Le témoignage de Pomponius sur la juris prudentia et le jus respondendi – Commentaire de texte.
Commentaire de texte : Le témoignage de Pomponius sur la juris prudentia et le jus respondendi – Commentaire de texte.. Recherche parmi 300 000+ dissertationsPar shamalo • 7 Décembre 2016 • Commentaire de texte • 3 140 Mots (13 Pages) • 3 137 Vues
L’Enchiridion (traduit de ce nom latin d’origine Enchiridium) ou Histoire du droit romain est un manuel d’introduction au droit consacré à l’exposé historique des origines et du développement des sources juridiques romaines, des magistratures et de la jurisprudence romaine depuis les débuts de Rome jusqu’à l’époque de Julien ( id est début et moitié du Ier siècle ap. J.-C., codificateur de l’Edictum praetoris et auteur d’un Digeste reconnu par ses contemporains pour son style classique, clair et élégant). Contenant l’origine et les progrès du droit, de la magistrature et la succession des Prudens, l’Enchiridium constitue d’ailleurs la seule histoire du droit romain écrite par un jurisconsulte que nous possédions. Le texte d’histoire du droit qui nous est proposé de commenter provient de l’Enchiridium, œuvre du jurisconsulte et historien romain Sextus Pomponius mais qui est ici compilée dans le Digeste recueil méthodique (de cinquante livres subdivisés en titres) des opinions et sentences des juristes romains publiées sur l'ordre de l'empereur Justinien au VIème siècle. Les auteurs du Digeste le publièrent en le plaçant au Titre II du Livre 1er sous la thématique : « De l’origine du droit et de toutes les magistratures » car Pomponius y avait fait là son témoignage sur la juris prudentia et le jus respondendi, droit correspondant à la délivrance par l’autorité impériale elle-même à certains juristes d’une sorte de brevet permettant de délivrer des consultations juridiques pouvant être produites en justices, c’est-à-dire que les juristes acquièrent le droit de répondre à des question de droit et leurs réponses ont un caractère obligatoire et officiel. Ayant vécu lors du milieu du IIème siècle ap.

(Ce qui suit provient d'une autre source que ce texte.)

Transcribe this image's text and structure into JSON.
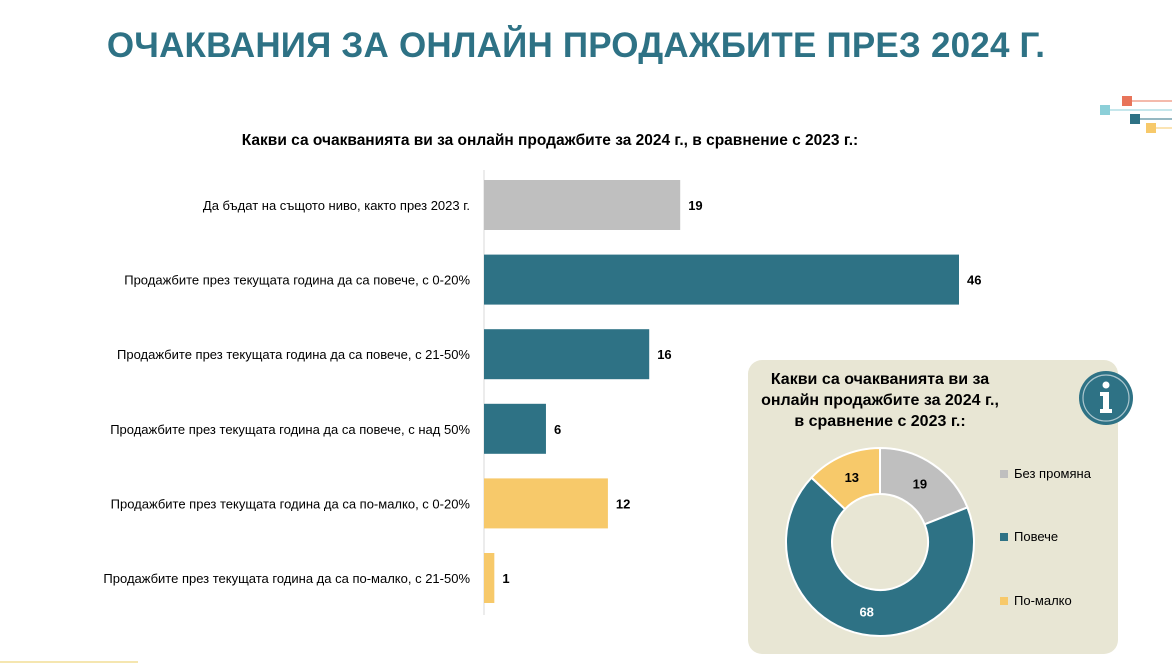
{
  "title": "ОЧАКВАНИЯ ЗА ОНЛАЙН ПРОДАЖБИТЕ ПРЕЗ 2024 Г.",
  "colors": {
    "gray": "#bfbfbf",
    "teal": "#2e7285",
    "yellow": "#f7c96a",
    "panel": "#e8e6d4"
  },
  "chart_data": [
    {
      "type": "bar",
      "orientation": "horizontal",
      "title": "Какви са очакванията ви за онлайн продажбите за 2024 г., в сравнение с 2023 г.:",
      "categories": [
        "Да бъдат на същото ниво, както през 2023 г.",
        "Продажбите през текущата година да са повече, с 0-20%",
        "Продажбите през текущата година да са повече, с 21-50%",
        "Продажбите през текущата година да са повече, с над 50%",
        "Продажбите през текущата година да са по-малко, с 0-20%",
        "Продажбите през текущата година да са по-малко, с 21-50%"
      ],
      "values": [
        19,
        46,
        16,
        6,
        12,
        1
      ],
      "bar_colors": [
        "#bfbfbf",
        "#2e7285",
        "#2e7285",
        "#2e7285",
        "#f7c96a",
        "#f7c96a"
      ],
      "data_labels": true,
      "xlim": [
        0,
        46
      ],
      "grid": false
    },
    {
      "type": "pie",
      "style": "donut",
      "title": "Какви са очакванията ви за онлайн продажбите за 2024 г., в сравнение с 2023 г.:",
      "labels": [
        "Без промяна",
        "Повече",
        "По-малко"
      ],
      "values": [
        19,
        68,
        13
      ],
      "colors": [
        "#bfbfbf",
        "#2e7285",
        "#f7c96a"
      ],
      "legend_position": "right"
    }
  ],
  "donut_title_lines": [
    "Какви са очакванията ви за",
    "онлайн продажбите за 2024 г.,",
    "в сравнение с 2023 г.:"
  ],
  "icons": {
    "info": "info-icon",
    "decoration": "decorative-squares-icon"
  }
}
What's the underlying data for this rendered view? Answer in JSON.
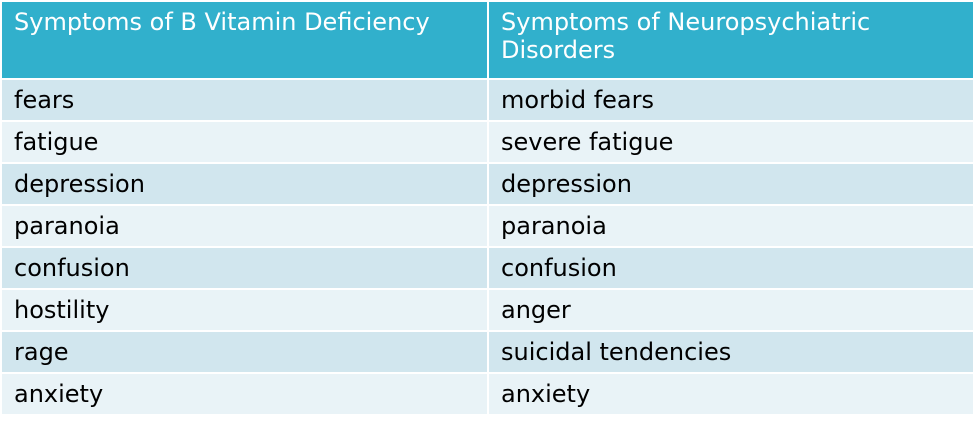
{
  "table": {
    "header": [
      "Symptoms of B Vitamin Deficiency",
      "Symptoms of Neuropsychiatric Disorders"
    ],
    "rows": [
      [
        "fears",
        "morbid fears"
      ],
      [
        "fatigue",
        "severe fatigue"
      ],
      [
        "depression",
        "depression"
      ],
      [
        "paranoia",
        "paranoia"
      ],
      [
        "confusion",
        "confusion"
      ],
      [
        "hostility",
        "anger"
      ],
      [
        "rage",
        "suicidal tendencies"
      ],
      [
        "anxiety",
        "anxiety"
      ]
    ]
  }
}
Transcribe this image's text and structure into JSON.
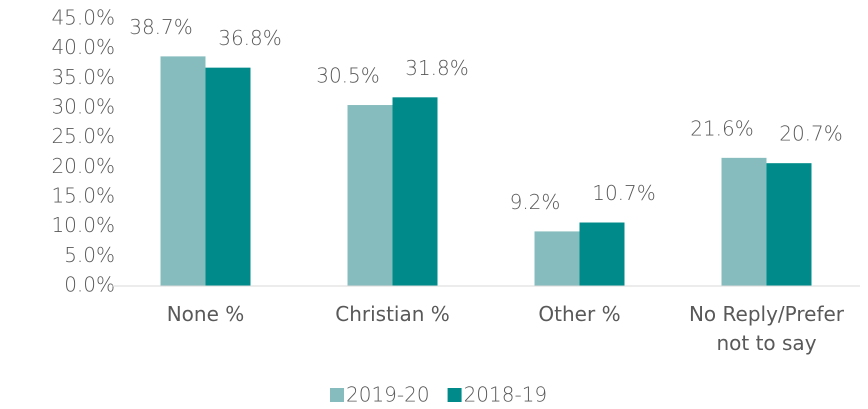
{
  "chart_data": {
    "type": "bar",
    "categories": [
      "None %",
      "Christian %",
      "Other %",
      "No Reply/Prefer not to say"
    ],
    "series": [
      {
        "name": "2019-20",
        "color": "#86bcbd",
        "values": [
          38.7,
          30.5,
          9.2,
          21.6
        ],
        "value_labels": [
          "38.7%",
          "30.5%",
          "9.2%",
          "21.6%"
        ]
      },
      {
        "name": "2018-19",
        "color": "#008b8a",
        "values": [
          36.8,
          31.8,
          10.7,
          20.7
        ],
        "value_labels": [
          "36.8%",
          "31.8%",
          "10.7%",
          "20.7%"
        ]
      }
    ],
    "ylim": [
      0,
      45
    ],
    "yticks": [
      {
        "value": 0,
        "label": "0.0%"
      },
      {
        "value": 5,
        "label": "5.0%"
      },
      {
        "value": 10,
        "label": "10.0%"
      },
      {
        "value": 15,
        "label": "15.0%"
      },
      {
        "value": 20,
        "label": "20.0%"
      },
      {
        "value": 25,
        "label": "25.0%"
      },
      {
        "value": 30,
        "label": "30.0%"
      },
      {
        "value": 35,
        "label": "35.0%"
      },
      {
        "value": 40,
        "label": "40.0%"
      },
      {
        "value": 45,
        "label": "45.0%"
      }
    ],
    "grid": false,
    "legend": "bottom"
  }
}
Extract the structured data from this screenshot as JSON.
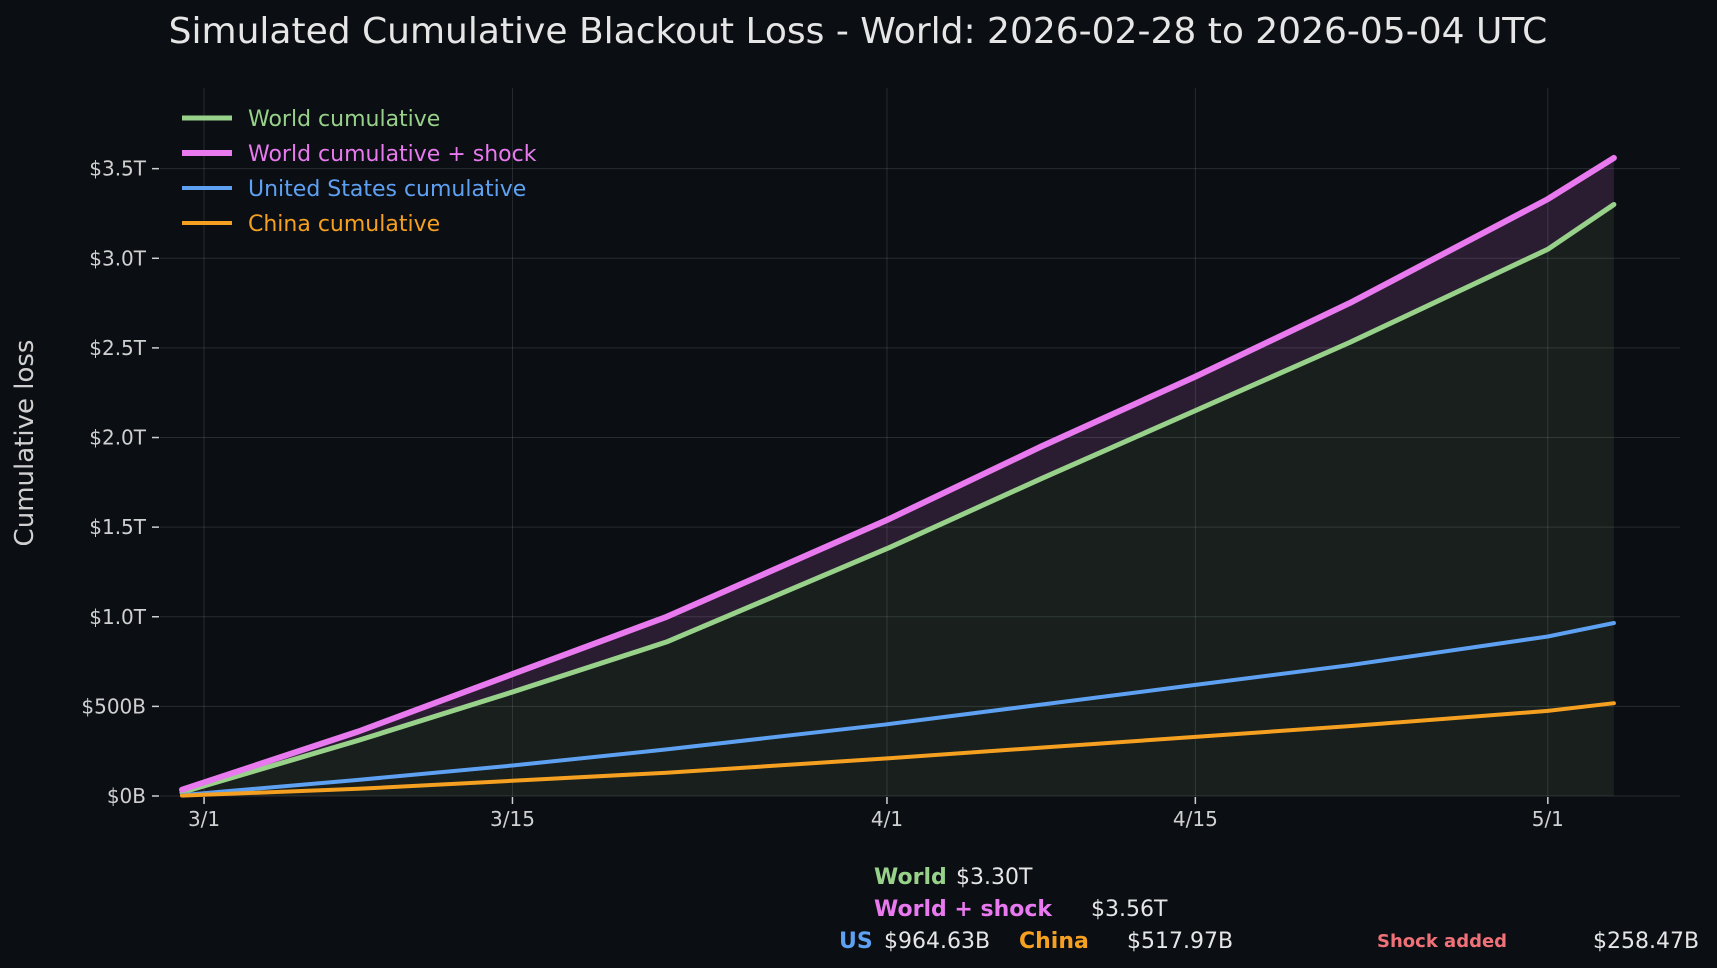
{
  "chart_data": {
    "type": "line",
    "title": "Simulated Cumulative Blackout Loss - World: 2026-02-28 to 2026-05-04 UTC",
    "ylabel": "Cumulative loss",
    "ylim": [
      0,
      3.95
    ],
    "xlim": [
      "2026-02-27",
      "2026-05-07"
    ],
    "x_ticks": [
      {
        "date": "2026-03-01",
        "label": "3/1"
      },
      {
        "date": "2026-03-15",
        "label": "3/15"
      },
      {
        "date": "2026-04-01",
        "label": "4/1"
      },
      {
        "date": "2026-04-15",
        "label": "4/15"
      },
      {
        "date": "2026-05-01",
        "label": "5/1"
      }
    ],
    "y_ticks": [
      {
        "value": 0,
        "label": "$0B"
      },
      {
        "value": 0.5,
        "label": "$500B"
      },
      {
        "value": 1.0,
        "label": "$1.0T"
      },
      {
        "value": 1.5,
        "label": "$1.5T"
      },
      {
        "value": 2.0,
        "label": "$2.0T"
      },
      {
        "value": 2.5,
        "label": "$2.5T"
      },
      {
        "value": 3.0,
        "label": "$3.0T"
      },
      {
        "value": 3.5,
        "label": "$3.5T"
      }
    ],
    "grid": true,
    "legend_position": "top-left",
    "x": [
      "2026-02-28",
      "2026-03-08",
      "2026-03-15",
      "2026-03-22",
      "2026-04-01",
      "2026-04-08",
      "2026-04-15",
      "2026-04-22",
      "2026-05-01",
      "2026-05-04"
    ],
    "series": [
      {
        "name": "World cumulative",
        "color": "#98d18a",
        "values": [
          0.02,
          0.31,
          0.58,
          0.86,
          1.38,
          1.77,
          2.15,
          2.53,
          3.05,
          3.3
        ]
      },
      {
        "name": "World cumulative + shock",
        "color": "#e879ef",
        "values": [
          0.035,
          0.36,
          0.68,
          1.0,
          1.54,
          1.95,
          2.34,
          2.75,
          3.33,
          3.56
        ]
      },
      {
        "name": "United States cumulative",
        "color": "#5ea1f2",
        "values": [
          0.005,
          0.09,
          0.17,
          0.26,
          0.4,
          0.51,
          0.62,
          0.73,
          0.89,
          0.965
        ]
      },
      {
        "name": "China cumulative",
        "color": "#f5a020",
        "values": [
          0.002,
          0.04,
          0.085,
          0.13,
          0.21,
          0.27,
          0.33,
          0.39,
          0.475,
          0.518
        ]
      }
    ]
  },
  "summary": {
    "world": {
      "label": "World",
      "value": "$3.30T"
    },
    "world_shock": {
      "label": "World + shock",
      "value": "$3.56T"
    },
    "us": {
      "label": "US",
      "value": "$964.63B"
    },
    "china": {
      "label": "China",
      "value": "$517.97B"
    },
    "shock_added": {
      "label": "Shock added",
      "value": "$258.47B",
      "color": "#f07178"
    }
  }
}
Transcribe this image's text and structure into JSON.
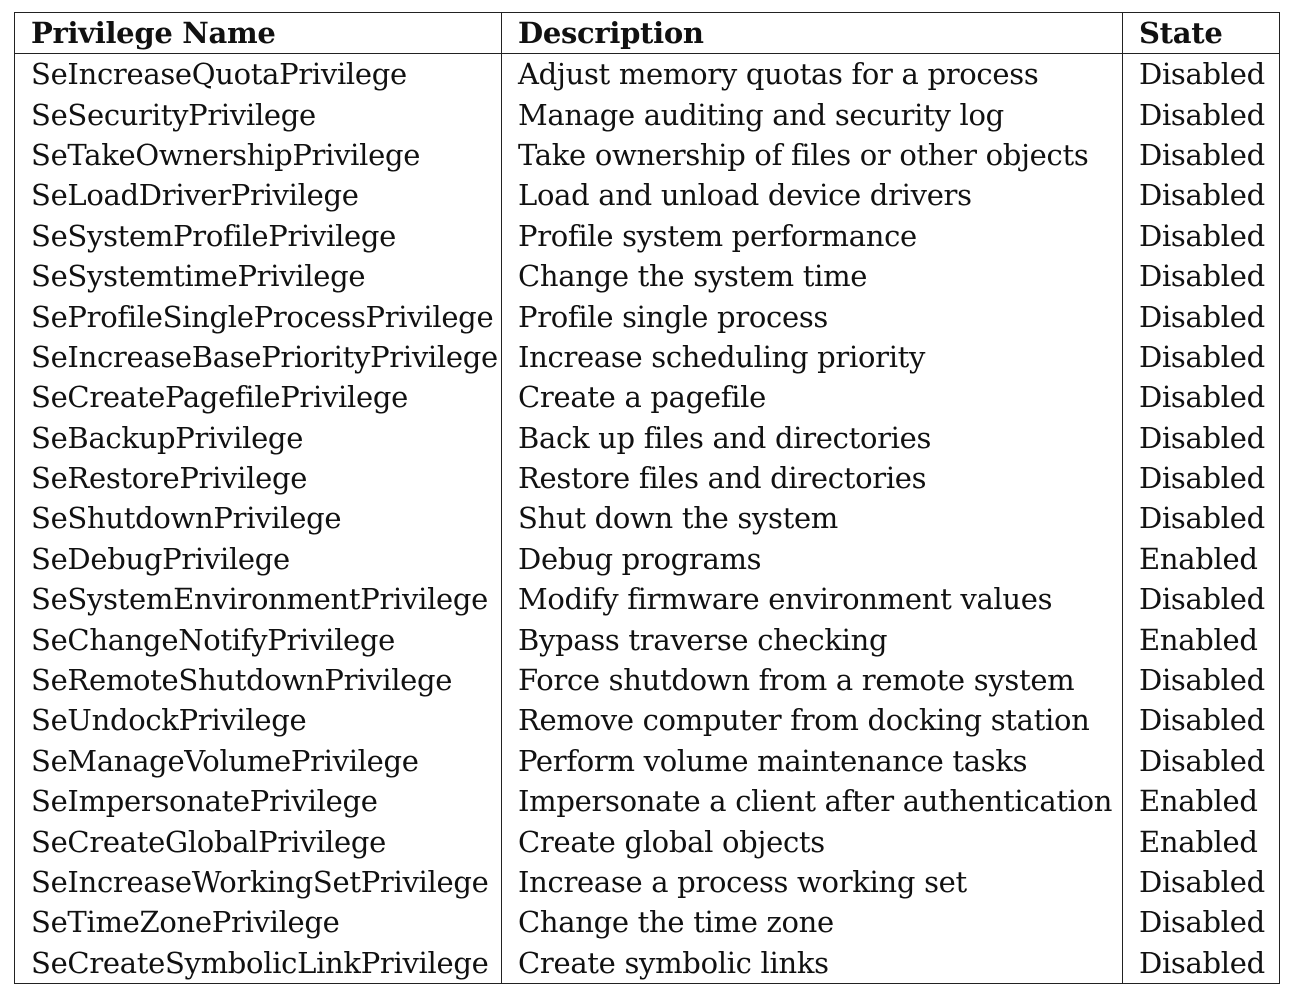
{
  "table": {
    "headers": [
      "Privilege Name",
      "Description",
      "State"
    ],
    "rows": [
      [
        "SeIncreaseQuotaPrivilege",
        "Adjust memory quotas for a process",
        "Disabled"
      ],
      [
        "SeSecurityPrivilege",
        "Manage auditing and security log",
        "Disabled"
      ],
      [
        "SeTakeOwnershipPrivilege",
        "Take ownership of files or other objects",
        "Disabled"
      ],
      [
        "SeLoadDriverPrivilege",
        "Load and unload device drivers",
        "Disabled"
      ],
      [
        "SeSystemProfilePrivilege",
        "Profile system performance",
        "Disabled"
      ],
      [
        "SeSystemtimePrivilege",
        "Change the system time",
        "Disabled"
      ],
      [
        "SeProfileSingleProcessPrivilege",
        "Profile single process",
        "Disabled"
      ],
      [
        "SeIncreaseBasePriorityPrivilege",
        "Increase scheduling priority",
        "Disabled"
      ],
      [
        "SeCreatePagefilePrivilege",
        "Create a pagefile",
        "Disabled"
      ],
      [
        "SeBackupPrivilege",
        "Back up files and directories",
        "Disabled"
      ],
      [
        "SeRestorePrivilege",
        "Restore files and directories",
        "Disabled"
      ],
      [
        "SeShutdownPrivilege",
        "Shut down the system",
        "Disabled"
      ],
      [
        "SeDebugPrivilege",
        "Debug programs",
        "Enabled"
      ],
      [
        "SeSystemEnvironmentPrivilege",
        "Modify firmware environment values",
        "Disabled"
      ],
      [
        "SeChangeNotifyPrivilege",
        "Bypass traverse checking",
        "Enabled"
      ],
      [
        "SeRemoteShutdownPrivilege",
        "Force shutdown from a remote system",
        "Disabled"
      ],
      [
        "SeUndockPrivilege",
        "Remove computer from docking station",
        "Disabled"
      ],
      [
        "SeManageVolumePrivilege",
        "Perform volume maintenance tasks",
        "Disabled"
      ],
      [
        "SeImpersonatePrivilege",
        "Impersonate a client after authentication",
        "Enabled"
      ],
      [
        "SeCreateGlobalPrivilege",
        "Create global objects",
        "Enabled"
      ],
      [
        "SeIncreaseWorkingSetPrivilege",
        "Increase a process working set",
        "Disabled"
      ],
      [
        "SeTimeZonePrivilege",
        "Change the time zone",
        "Disabled"
      ],
      [
        "SeCreateSymbolicLinkPrivilege",
        "Create symbolic links",
        "Disabled"
      ]
    ]
  }
}
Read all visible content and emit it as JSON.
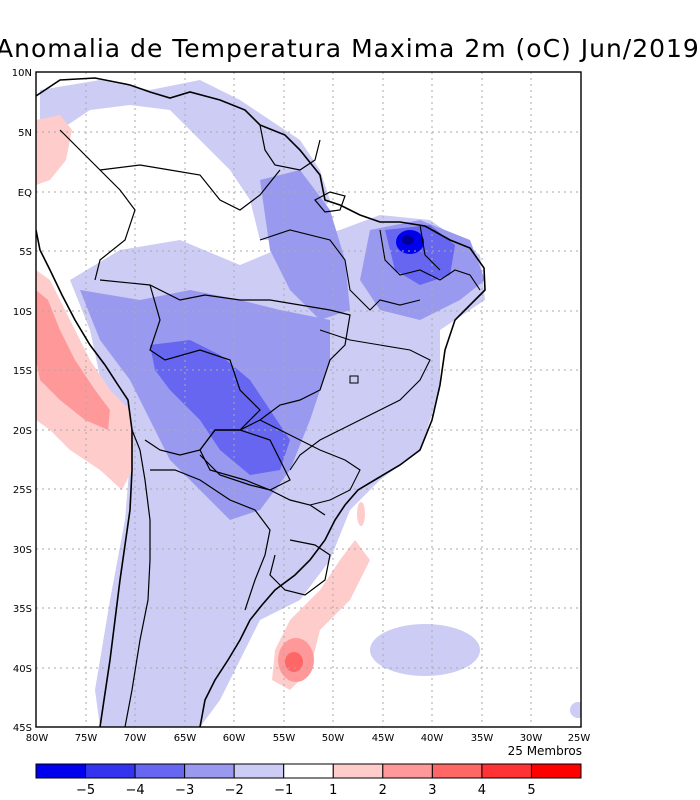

J.-C. sous les règnes d’Hadrien (117-138), Antoine le Pieux (138-161) et Marc-Aurèle (161-180), Pomponius n’occupait pas de charge officielle et ne produisit guère de responsa, sa fonction reposait plutôt sur l’enseignement et la science du droit. Toutefois, ce n’est pas pour autant que son œuvre doit être abordée au second plan ; bien au contraire, il prouva sa connaissance approfondie des droits préclassique et classique, savoir d’ailleurs reconnu par les auteurs jurisconsultes du Digeste et des Institutes du Corpus juris civilis qui le citèrent à répétition. Sans dénigrer l’œuvre-monument que constitue le Digeste, il convient d’aborder ici le contexte dans lequel Pomponius a rédigé l’Enchiridium.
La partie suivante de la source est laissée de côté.